Portés par une génération de talents Casimir Ninga, auteur d’un but en finale, Kidigui Hilaire (capitaine), Mbairamadji Dillah (gardien), Djikoloum Esaïe, Constant Madtoingué,… Les Sao ont fait vibrer tout un pays, même depuis l’étranger. Loin du terrain, à N’Djamena, la liesse populaire témoignait de l’attachement profond d’un peuple à ses couleurs, à ses espoirs. On parlait alors de relance, de réforme, d’avenir.

Mais onze ans plus tard, qu’avons-nous fait de ce triomphe ? Rien ou presque. Les héros de 2014 vivent aujourd’hui dans l’oubli, sans reconnaissance officielle, sans valorisation nationale. Pas un tournoi commémoratif, ni une rue à leur nom moins encore une chronique régulière pour entretenir leur souvenir.

Casimir Ninga est passé par la Ligue 1 française, mais n’a jamais été honoré comme il se doit au pays. Kidigui Hilaire, capitaine exemplaire, vit loin des radars. Dillah, gardien irréprochable, n’a pas eu la carrière qu’il méritait. Djikoloum Esaïe, Constant Madtoïngué,… talentueux et technique, ont été vite oublié. Quant au sélectionneur Emmanuel Trégoat, il est reparti sans qu’aucune structure ne prenne le relais.

De l’avis de certains dirigeants, « ce gâchis n’est pas seulement humain : il est politique, il est structurel. Le sport tchadien, et notamment le football, souffre d’un manque chronique de mémoire, d’investissement et de vision. Le pays gagne puis oublie, pire il efface. »

« Pourtant, 2014 aurait pu tout changer. Ce trophée pouvait devenir le point de départ d’une vraie politique sportive : former, encadrer, professionnaliser, impliquer les anciens, développer une économie autour du sport. Mais rien onze ans après, on en est encore à se battre pour un terrain d’entraînement décent. » renchérient-ils.

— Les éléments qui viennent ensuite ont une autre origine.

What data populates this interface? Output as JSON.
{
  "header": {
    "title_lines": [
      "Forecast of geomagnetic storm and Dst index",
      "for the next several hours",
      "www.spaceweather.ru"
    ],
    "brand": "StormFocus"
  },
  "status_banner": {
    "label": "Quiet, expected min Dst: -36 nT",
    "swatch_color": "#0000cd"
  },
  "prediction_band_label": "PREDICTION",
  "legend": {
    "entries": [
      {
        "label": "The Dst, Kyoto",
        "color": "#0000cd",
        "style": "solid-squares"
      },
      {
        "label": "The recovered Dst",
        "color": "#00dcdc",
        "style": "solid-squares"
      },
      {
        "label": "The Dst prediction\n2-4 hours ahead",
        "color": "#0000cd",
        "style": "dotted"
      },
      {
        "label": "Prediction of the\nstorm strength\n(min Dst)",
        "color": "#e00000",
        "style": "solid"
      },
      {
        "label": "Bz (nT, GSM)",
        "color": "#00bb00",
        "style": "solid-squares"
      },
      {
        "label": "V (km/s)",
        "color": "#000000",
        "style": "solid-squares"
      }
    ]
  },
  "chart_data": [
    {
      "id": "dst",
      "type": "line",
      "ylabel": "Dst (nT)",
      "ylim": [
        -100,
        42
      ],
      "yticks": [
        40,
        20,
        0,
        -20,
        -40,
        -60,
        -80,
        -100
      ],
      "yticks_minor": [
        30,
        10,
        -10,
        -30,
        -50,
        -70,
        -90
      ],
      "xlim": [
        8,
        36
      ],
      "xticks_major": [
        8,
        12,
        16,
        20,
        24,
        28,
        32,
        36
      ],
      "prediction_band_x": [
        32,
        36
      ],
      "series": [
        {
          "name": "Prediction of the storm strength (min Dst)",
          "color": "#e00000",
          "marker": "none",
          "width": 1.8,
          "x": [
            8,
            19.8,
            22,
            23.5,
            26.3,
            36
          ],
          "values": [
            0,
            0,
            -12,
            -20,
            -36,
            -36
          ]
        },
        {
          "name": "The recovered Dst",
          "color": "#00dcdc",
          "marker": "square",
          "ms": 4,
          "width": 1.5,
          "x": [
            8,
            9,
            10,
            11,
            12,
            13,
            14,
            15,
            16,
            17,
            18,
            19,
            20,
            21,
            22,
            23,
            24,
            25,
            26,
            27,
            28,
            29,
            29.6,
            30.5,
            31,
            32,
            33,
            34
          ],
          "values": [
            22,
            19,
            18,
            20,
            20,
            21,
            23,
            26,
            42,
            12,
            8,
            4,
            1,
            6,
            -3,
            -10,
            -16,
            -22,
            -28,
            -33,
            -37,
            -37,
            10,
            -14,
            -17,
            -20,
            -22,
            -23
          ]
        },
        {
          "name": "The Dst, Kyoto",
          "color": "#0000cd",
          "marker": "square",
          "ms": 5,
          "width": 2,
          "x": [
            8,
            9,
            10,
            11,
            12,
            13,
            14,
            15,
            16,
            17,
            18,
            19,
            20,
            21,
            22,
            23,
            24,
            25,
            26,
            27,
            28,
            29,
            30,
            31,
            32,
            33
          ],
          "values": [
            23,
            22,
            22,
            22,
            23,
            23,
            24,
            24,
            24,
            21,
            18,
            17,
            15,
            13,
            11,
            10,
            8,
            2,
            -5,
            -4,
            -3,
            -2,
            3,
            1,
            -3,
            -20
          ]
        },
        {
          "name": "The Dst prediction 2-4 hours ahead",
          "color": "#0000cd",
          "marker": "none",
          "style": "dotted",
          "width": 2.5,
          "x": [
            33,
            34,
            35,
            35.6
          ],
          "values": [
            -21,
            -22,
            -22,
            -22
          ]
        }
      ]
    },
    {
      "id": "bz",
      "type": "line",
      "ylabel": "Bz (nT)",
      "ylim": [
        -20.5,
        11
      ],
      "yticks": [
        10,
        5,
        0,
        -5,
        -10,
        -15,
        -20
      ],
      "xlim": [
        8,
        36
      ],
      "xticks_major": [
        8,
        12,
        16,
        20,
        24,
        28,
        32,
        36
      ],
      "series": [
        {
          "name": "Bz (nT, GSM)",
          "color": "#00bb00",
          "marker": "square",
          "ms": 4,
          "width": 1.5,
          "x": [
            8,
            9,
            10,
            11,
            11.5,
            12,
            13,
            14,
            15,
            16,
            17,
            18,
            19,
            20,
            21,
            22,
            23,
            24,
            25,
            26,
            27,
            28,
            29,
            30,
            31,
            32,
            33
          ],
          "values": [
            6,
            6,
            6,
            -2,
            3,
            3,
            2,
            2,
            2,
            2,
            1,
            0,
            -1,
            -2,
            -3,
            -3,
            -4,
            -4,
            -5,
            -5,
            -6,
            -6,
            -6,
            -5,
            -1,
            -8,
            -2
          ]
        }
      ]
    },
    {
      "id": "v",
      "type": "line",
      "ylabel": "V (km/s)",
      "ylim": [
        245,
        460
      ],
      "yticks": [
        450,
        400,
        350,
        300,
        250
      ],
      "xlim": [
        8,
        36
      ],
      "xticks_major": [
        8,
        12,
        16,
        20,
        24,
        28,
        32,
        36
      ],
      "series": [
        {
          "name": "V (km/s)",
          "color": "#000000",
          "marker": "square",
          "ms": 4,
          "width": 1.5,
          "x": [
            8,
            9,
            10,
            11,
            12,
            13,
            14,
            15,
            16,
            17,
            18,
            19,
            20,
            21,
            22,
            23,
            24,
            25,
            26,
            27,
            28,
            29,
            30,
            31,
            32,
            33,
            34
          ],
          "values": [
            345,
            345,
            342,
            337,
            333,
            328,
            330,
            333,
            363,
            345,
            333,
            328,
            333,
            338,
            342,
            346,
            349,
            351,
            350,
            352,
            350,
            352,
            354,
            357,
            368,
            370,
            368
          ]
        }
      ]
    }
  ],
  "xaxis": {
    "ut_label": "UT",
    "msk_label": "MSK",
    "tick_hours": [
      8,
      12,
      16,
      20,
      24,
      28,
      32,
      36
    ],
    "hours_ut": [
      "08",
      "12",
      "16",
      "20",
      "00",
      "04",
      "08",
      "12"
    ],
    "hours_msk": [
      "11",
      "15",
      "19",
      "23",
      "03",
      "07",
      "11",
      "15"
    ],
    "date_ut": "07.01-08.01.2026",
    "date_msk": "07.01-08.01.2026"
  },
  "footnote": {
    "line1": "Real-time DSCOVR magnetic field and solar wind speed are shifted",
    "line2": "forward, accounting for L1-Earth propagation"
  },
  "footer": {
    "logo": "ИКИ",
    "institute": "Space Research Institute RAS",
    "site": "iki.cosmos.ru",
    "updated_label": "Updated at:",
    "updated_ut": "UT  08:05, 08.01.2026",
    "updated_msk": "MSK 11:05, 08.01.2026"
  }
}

Alors, que reste-t-il ? Quelques vidéos floues sur Internet, quelques souvenirs chez les passionnés et surtout, un énorme vide : celui d’un pays qui ne sait pas protéger ses gloires, ni construire sur ses réussites. Cette amnésie nationale est terrible ; elle nous condamne à repartir de zéro à chaque génération. On célèbre un jour, on oublie le lendemain.

Le sport est mémoire, le sport est transmission, le sport est vision. Le Tchad, lui, regarde ses exploits passés comme des accidents. Si nous ne transformons pas nos victoires en leviers de transformation, alors elles ne servent à rien, ou presque.

« Il est temps de se réveiller. Non pour pleurer le passé, mais pour en faire un repère. La Coupe CEMAC 2014 ne doit plus être un souvenir lointain. Elle doit redevenir un modèle, un signal, un point de relance. Nos enfants doivent connaître ces noms, ces visages, cette fierté. » Concluent-ils.

On ne bâtit pas un football fort sans racines, on ne construit pas l’avenir en effaçant l’histoire.